A special National Investigation Agency (NIA) court has sentenced the chief of now banned Jammu and Kashmir Liberation Front (JKLF) Yasin Malik to life imprisonment in a case related to the “funding for militant activities.”
Malik, 56 year old and done of the Kashmir’s prominent rebel leaders, last week was convicted of several charges including “illegally raising funds”, ‘membership in a banned organisation”, “criminal conspiracy”, and “sedition”.
Malik was arrested by the NIA shortly after the JKLF was banned by India in 2019.
The People’s Alliance for Gupkar Declaration (PAGD), a coalition of pro-India parties in the Valley, termed Yasin Malik’s life imprisonment as “unfortunate.”
The “… court has delivered its verdict but not justice,” the group said.

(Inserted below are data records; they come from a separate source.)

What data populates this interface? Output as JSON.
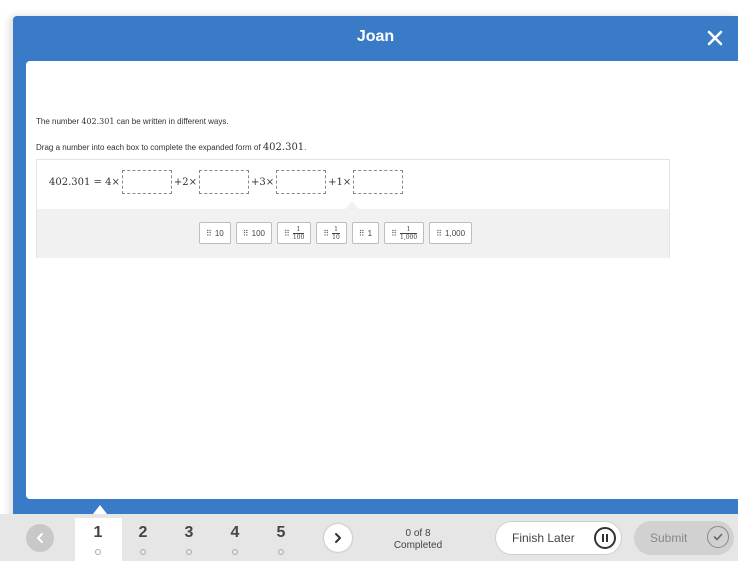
{
  "window": {
    "title": "Joan"
  },
  "question": {
    "intro_prefix": "The number ",
    "intro_number": "402.301",
    "intro_suffix": " can be written in different ways.",
    "instruction_prefix": "Drag a number into each box to complete the expanded form of ",
    "instruction_number": "402.301",
    "instruction_suffix": ".",
    "equation": {
      "lhs": "402.301 = 4×",
      "op2": "+2×",
      "op3": "+3×",
      "op4": "+1×"
    },
    "tiles": [
      {
        "label": "10"
      },
      {
        "label": "100"
      },
      {
        "numerator": "1",
        "denominator": "100"
      },
      {
        "numerator": "1",
        "denominator": "10"
      },
      {
        "label": "1"
      },
      {
        "numerator": "1",
        "denominator": "1,000"
      },
      {
        "label": "1,000"
      }
    ]
  },
  "footer": {
    "questions": [
      "1",
      "2",
      "3",
      "4",
      "5"
    ],
    "current": "1",
    "progress_count": "0 of 8",
    "progress_label": "Completed",
    "finish_later_label": "Finish Later",
    "submit_label": "Submit"
  },
  "colors": {
    "header": "#3a7bc8",
    "footer": "#e6e6e6",
    "tray": "#f1f1f1"
  },
  "icons": [
    "close-icon",
    "chevron-left-icon",
    "chevron-right-icon",
    "pause-icon",
    "check-icon",
    "grip-icon"
  ]
}
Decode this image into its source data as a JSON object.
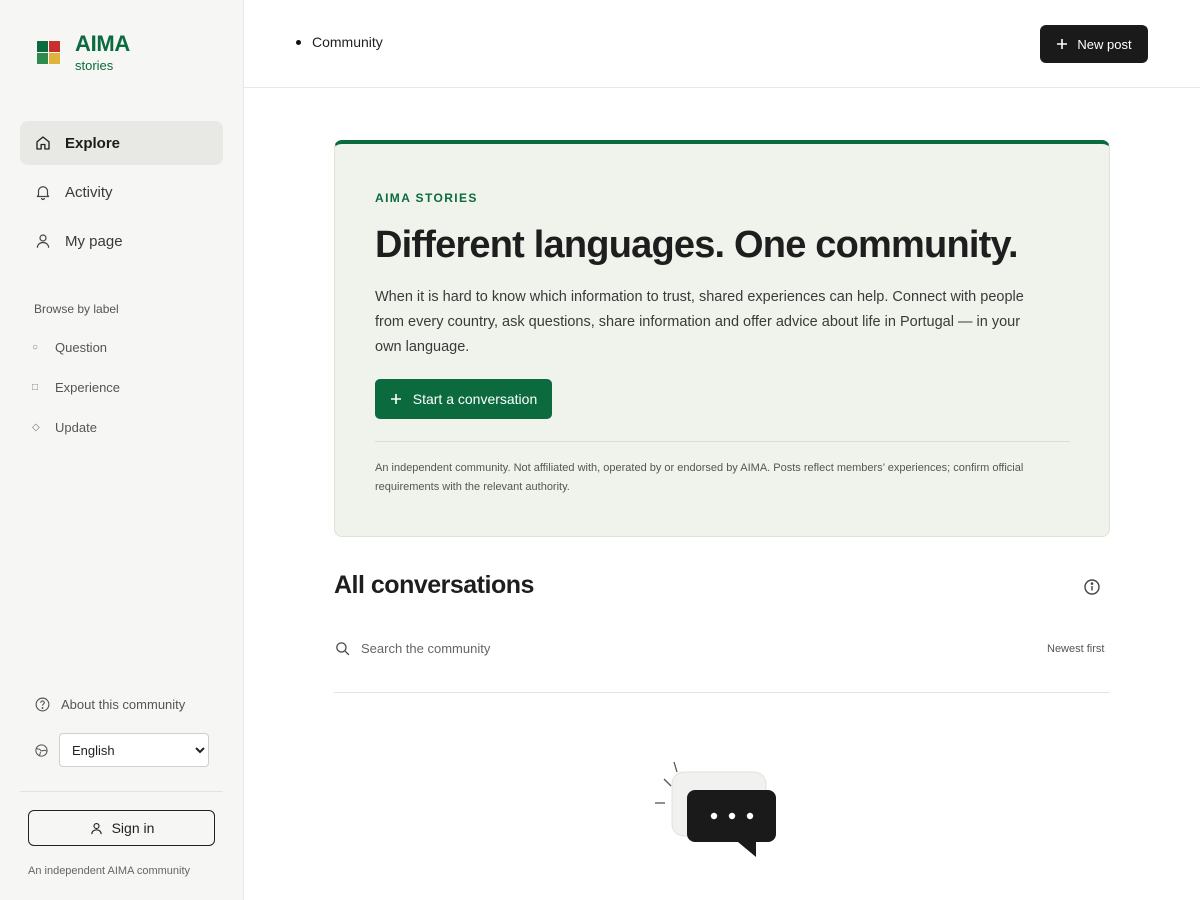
{
  "brand": {
    "title": "AIMA",
    "subtitle": "stories",
    "logo_colors": [
      "#0b6b3e",
      "#c8312b",
      "#e0b43a",
      "#2e8a4d"
    ]
  },
  "nav": {
    "items": [
      {
        "label": "Explore",
        "icon": "home-icon",
        "active": true
      },
      {
        "label": "Activity",
        "icon": "bell-icon",
        "active": false
      },
      {
        "label": "My page",
        "icon": "user-icon",
        "active": false
      }
    ]
  },
  "labels": {
    "title": "Browse by label",
    "items": [
      {
        "label": "Question",
        "glyph": "○"
      },
      {
        "label": "Experience",
        "glyph": "□"
      },
      {
        "label": "Update",
        "glyph": "◇"
      }
    ]
  },
  "sidebar_footer": {
    "about": "About this community",
    "language": {
      "selected": "English"
    },
    "signin": "Sign in",
    "note": "An independent AIMA community"
  },
  "topbar": {
    "breadcrumb": "Community",
    "new_post": "New post"
  },
  "hero": {
    "eyebrow": "AIMA STORIES",
    "title": "Different languages. One community.",
    "body": "When it is hard to know which information to trust, shared experiences can help. Connect with people from every country, ask questions, share information and offer advice about life in Portugal — in your own language.",
    "cta": "Start a conversation",
    "disclaimer": "An independent community. Not affiliated with, operated by or endorsed by AIMA. Posts reflect members’ experiences; confirm official requirements with the relevant authority."
  },
  "conversations": {
    "title": "All conversations",
    "search_placeholder": "Search the community",
    "sort": "Newest first"
  },
  "colors": {
    "accent": "#0b6b3e",
    "dark": "#1a1a1a",
    "hero_bg": "#f0f3ec",
    "sidebar_bg": "#f6f6f4"
  }
}
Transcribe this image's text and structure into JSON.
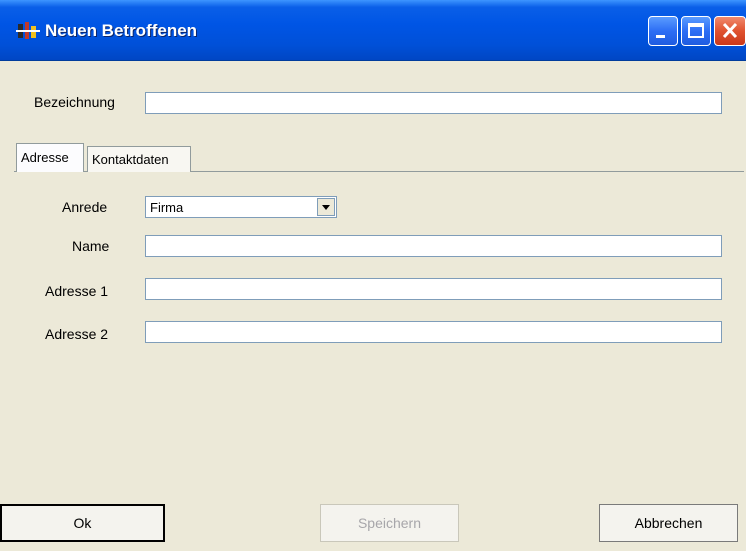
{
  "window": {
    "title": "Neuen Betroffenen"
  },
  "form": {
    "bezeichnung_label": "Bezeichnung",
    "bezeichnung_value": ""
  },
  "tabs": [
    {
      "label": "Adresse",
      "active": true
    },
    {
      "label": "Kontaktdaten",
      "active": false
    }
  ],
  "address": {
    "anrede_label": "Anrede",
    "anrede_value": "Firma",
    "name_label": "Name",
    "name_value": "",
    "adresse1_label": "Adresse 1",
    "adresse1_value": "",
    "adresse2_label": "Adresse 2",
    "adresse2_value": ""
  },
  "buttons": {
    "ok": "Ok",
    "save": "Speichern",
    "cancel": "Abbrechen"
  },
  "colors": {
    "titlebar": "#0054e3",
    "window_bg": "#ece9d8",
    "close_button": "#e0522f"
  }
}
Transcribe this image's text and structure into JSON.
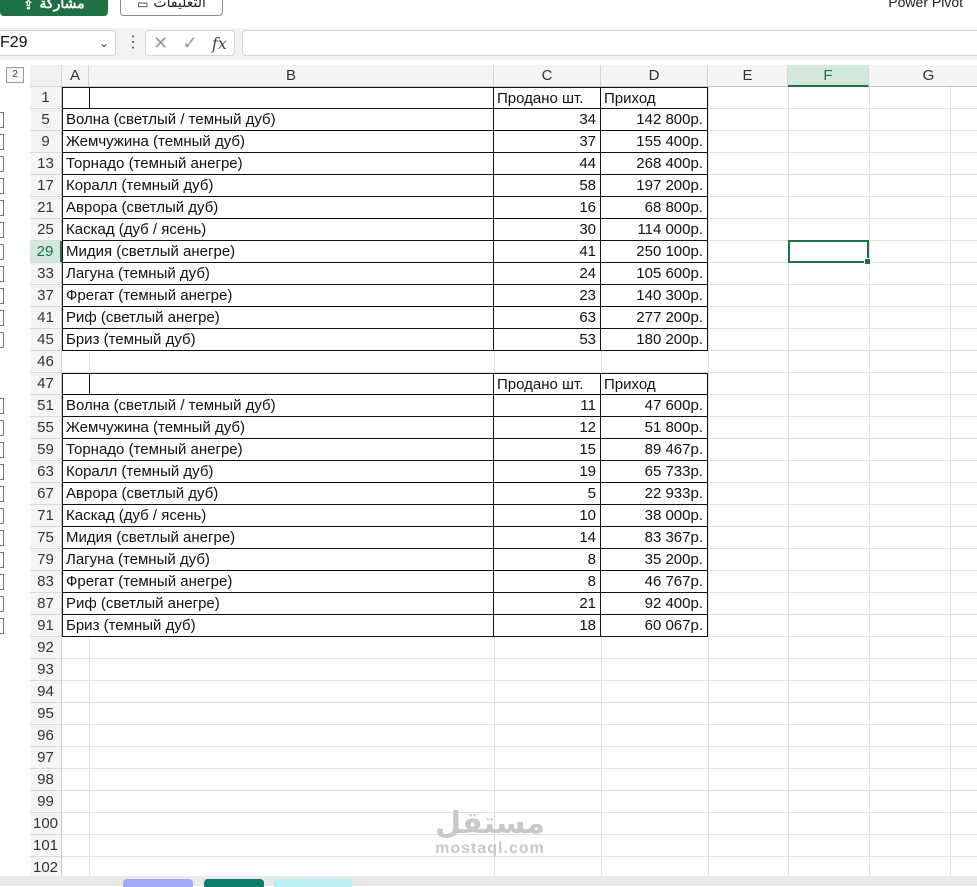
{
  "toolbar": {
    "share_label": "مشاركة",
    "comments_label": "التعليقات",
    "power_pivot": "Power Pivot"
  },
  "formula_bar": {
    "name_box": "F29",
    "fx": "fx",
    "formula": ""
  },
  "outline": {
    "level_2": "2"
  },
  "columns": [
    "A",
    "B",
    "C",
    "D",
    "E",
    "F",
    "G"
  ],
  "selected_column": "F",
  "selected_row": "29",
  "table1": {
    "header_row": "1",
    "headers": {
      "c": "Продано шт.",
      "d": "Приход"
    },
    "rows": [
      {
        "row": "5",
        "name": "Волна (светлый / темный дуб)",
        "sold": "34",
        "income": "142 800р."
      },
      {
        "row": "9",
        "name": "Жемчужина (темный дуб)",
        "sold": "37",
        "income": "155 400р."
      },
      {
        "row": "13",
        "name": "Торнадо (темный анегре)",
        "sold": "44",
        "income": "268 400р."
      },
      {
        "row": "17",
        "name": "Коралл (темный дуб)",
        "sold": "58",
        "income": "197 200р."
      },
      {
        "row": "21",
        "name": "Аврора (светлый дуб)",
        "sold": "16",
        "income": "68 800р."
      },
      {
        "row": "25",
        "name": "Каскад (дуб / ясень)",
        "sold": "30",
        "income": "114 000р."
      },
      {
        "row": "29",
        "name": "Мидия (светлый анегре)",
        "sold": "41",
        "income": "250 100р."
      },
      {
        "row": "33",
        "name": "Лагуна (темный дуб)",
        "sold": "24",
        "income": "105 600р."
      },
      {
        "row": "37",
        "name": "Фрегат (темный анегре)",
        "sold": "23",
        "income": "140 300р."
      },
      {
        "row": "41",
        "name": "Риф (светлый анегре)",
        "sold": "63",
        "income": "277 200р."
      },
      {
        "row": "45",
        "name": "Бриз (темный дуб)",
        "sold": "53",
        "income": "180 200р."
      }
    ]
  },
  "blank_row": "46",
  "table2": {
    "header_row": "47",
    "headers": {
      "c": "Продано шт.",
      "d": "Приход"
    },
    "rows": [
      {
        "row": "51",
        "name": "Волна (светлый / темный дуб)",
        "sold": "11",
        "income": "47 600р."
      },
      {
        "row": "55",
        "name": "Жемчужина (темный дуб)",
        "sold": "12",
        "income": "51 800р."
      },
      {
        "row": "59",
        "name": "Торнадо (темный анегре)",
        "sold": "15",
        "income": "89 467р."
      },
      {
        "row": "63",
        "name": "Коралл (темный дуб)",
        "sold": "19",
        "income": "65 733р."
      },
      {
        "row": "67",
        "name": "Аврора (светлый дуб)",
        "sold": "5",
        "income": "22 933р."
      },
      {
        "row": "71",
        "name": "Каскад (дуб / ясень)",
        "sold": "10",
        "income": "38 000р."
      },
      {
        "row": "75",
        "name": "Мидия (светлый анегре)",
        "sold": "14",
        "income": "83 367р."
      },
      {
        "row": "79",
        "name": "Лагуна (темный дуб)",
        "sold": "8",
        "income": "35 200р."
      },
      {
        "row": "83",
        "name": "Фрегат (темный анегре)",
        "sold": "8",
        "income": "46 767р."
      },
      {
        "row": "87",
        "name": "Риф (светлый анегре)",
        "sold": "21",
        "income": "92 400р."
      },
      {
        "row": "91",
        "name": "Бриз (темный дуб)",
        "sold": "18",
        "income": "60 067р."
      }
    ]
  },
  "empty_rows": [
    "92",
    "93",
    "94",
    "95",
    "96",
    "97",
    "98",
    "99",
    "100",
    "101",
    "102"
  ],
  "watermark": {
    "arabic": "مستقل",
    "latin": "mostaql.com"
  },
  "colors": {
    "accent": "#1e7145",
    "selected_header": "#d3e7db",
    "tab1": "#a5a8f5",
    "tab2": "#0f7b6c",
    "tab3": "#b9f0f5"
  }
}
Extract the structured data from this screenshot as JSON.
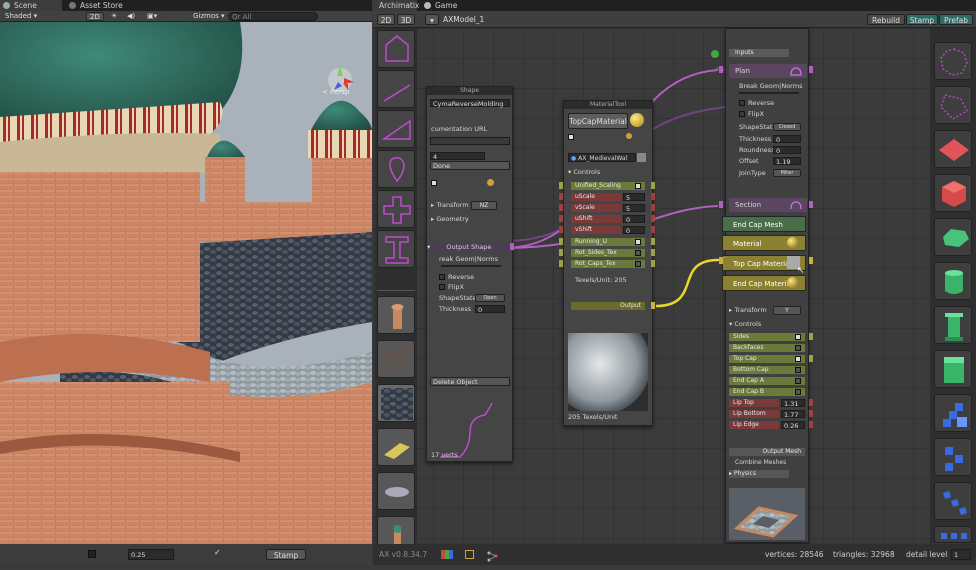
{
  "tabs": {
    "scene": "Scene",
    "asset_store": "Asset Store",
    "archimatix": "Archimatix",
    "game": "Game"
  },
  "scene_toolbar": {
    "shading": "Shaded",
    "mode_2d": "2D",
    "gizmos": "Gizmos",
    "search": "Qr All",
    "persp": "< Persp"
  },
  "scene_bottom": {
    "value": "0.25",
    "stamp": "Stamp"
  },
  "arch_toolbar": {
    "btn_2d": "2D",
    "btn_3d": "3D",
    "model": "AXModel_1",
    "rebuild": "Rebuild",
    "stamp": "Stamp",
    "prefab": "Prefab"
  },
  "shape_node": {
    "title": "Shape",
    "name": "CymaReverseMolding",
    "doc_url": "cumentation URL",
    "num": "4",
    "done": "Done",
    "transform": "Transform",
    "transform_val": "NZ",
    "geometry": "Geometry",
    "output_shape": "Output Shape",
    "break_geom": "reak Geom|Norms",
    "reverse": "Reverse",
    "flipx": "FlipX",
    "shape_state": "ShapeState",
    "shape_state_val": "Open",
    "thickness": "Thickness",
    "thickness_val": "0",
    "delete": "Delete Object",
    "verts": "17 verts"
  },
  "material_node": {
    "title": "MaterialTool",
    "name": "TopCapMaterial",
    "material_field": "AX_MedievalWal",
    "controls": "Controls",
    "unified_scaling": "Unified_Scaling",
    "uscale": "uScale",
    "uscale_val": "5",
    "vscale": "vScale",
    "vscale_val": "5",
    "ushift": "uShift",
    "ushift_val": "0",
    "vshift": "vShift",
    "vshift_val": "0",
    "running_u": "Running_U",
    "rot_sides": "Rot_Sides_Tex",
    "rot_caps": "Rot_Caps_Tex",
    "texels": "Texels/Unit: 205",
    "output": "Output",
    "preview_caption": "205 Texels/Unit"
  },
  "extrude_node": {
    "inputs": "Inputs",
    "plan": "Plan",
    "break_geom": "Break Geom|Norms",
    "reverse": "Reverse",
    "flipx": "FlipX",
    "shape_state": "ShapeState",
    "shape_state_val": "Closed",
    "thickness": "Thickness",
    "thickness_val": "0",
    "roundness": "Roundness",
    "roundness_val": "0",
    "offset": "Offset",
    "offset_val": "1.19",
    "join_type": "JoinType",
    "join_type_val": "Miter",
    "section": "Section",
    "end_cap_mesh": "End Cap Mesh",
    "material": "Material",
    "top_cap_material": "Top Cap Materia",
    "end_cap_material": "End Cap Materia",
    "transform": "Transform",
    "transform_val": "Y",
    "controls": "Controls",
    "sides": "Sides",
    "backfaces": "Backfaces",
    "top_cap": "Top Cap",
    "bottom_cap": "Bottom Cap",
    "end_cap_a": "End Cap A",
    "end_cap_b": "End Cap B",
    "lip_top": "Lip Top",
    "lip_top_val": "1.31",
    "lip_bottom": "Lip Bottom",
    "lip_bottom_val": "1.77",
    "lip_edge": "Lip Edge",
    "lip_edge_val": "0.26",
    "output_mesh": "Output Mesh",
    "combine_meshes": "Combine Meshes",
    "physics": "Physics"
  },
  "status": {
    "version": "AX v0.8.34.7",
    "vertices": "vertices: 28546",
    "triangles": "triangles: 32968",
    "detail_level": "detail level",
    "detail_val": "1"
  }
}
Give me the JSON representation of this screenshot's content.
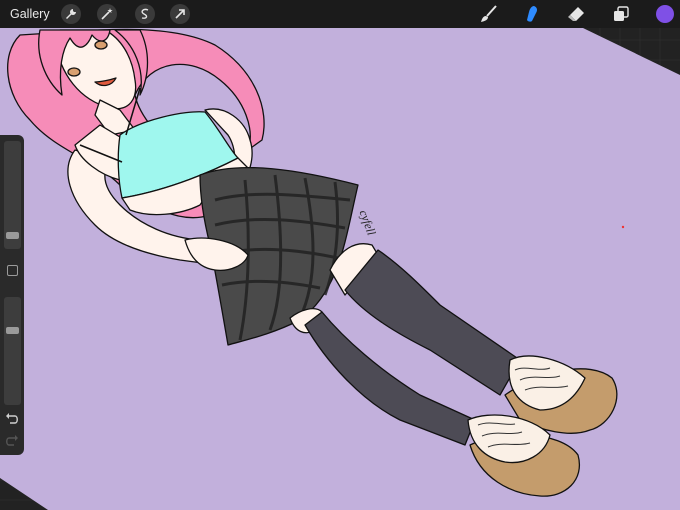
{
  "app": {
    "gallery_label": "Gallery"
  },
  "toolbar": {
    "left_tools": [
      "actions-wrench",
      "adjustments-wand",
      "selection",
      "transform-arrow"
    ],
    "right_tools": [
      "brush",
      "smudge",
      "eraser",
      "layers"
    ],
    "active_tool": "smudge"
  },
  "colors": {
    "accent": "#2e8bff",
    "current_color": "#7f50e6",
    "canvas_bg": "#c2b0dc",
    "hair": "#f68cb8",
    "top": "#9ff7ee",
    "skirt": "#4a4a4a",
    "socks": "#4d4b55",
    "shoe_sole": "#c49c6c",
    "shoe_upper": "#faf0e6"
  },
  "sidebar": {
    "brush_size_level": 0.9,
    "opacity_level": 0.7
  },
  "artwork": {
    "signature": "cyfell"
  }
}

Kashmir’s All Parties Hurriyat Conference (APHC), led by Mirwaiz Umar Farooq on Thursday condemned the Court verdict and said, “Yasin Malik since 1994 pursued peaceful and democratic means of conflict resolution. A strong votary of dialogue and negotiations between the concerned parties to the Kashmir conflict i.e people of J&K, India and Pakistan, he has been relentlessly and selflessly seeking its resolution.”
They said that the incarcerated leader was being punished for his political beliefs.
A report by IANS quoted the lawyer who attended the court proceeding saying, in the courtroom, “Yasin said that if I have been involved in any terrorist activity or violence in 28 years, and if Indian Intelligence proves this, then I will also retire from politics. I will accept the hanging.”
On the demand by NIA for the death penalty to the Hurriyat leader, he said, “I will not beg for anything. The case is before this court and I left on the court to decide it.”
Reports have quoted Malik telling the court, “If seeking aazadi [freedom] is a crime, then I am ready to accept this crime and its consequences.”
In several areas of the Valley including main city Srinagar and Malik’s home town Maisuma, shopkeepers downed their shutters before the pronouncement of the sentencing against Malik.
The mobile internet services in some parts of Srinagar were suspended soon after the verdict was announced.
Dozens of women protested at Malik’s home in Maisuma despite the heavy deployment of police and army personnel.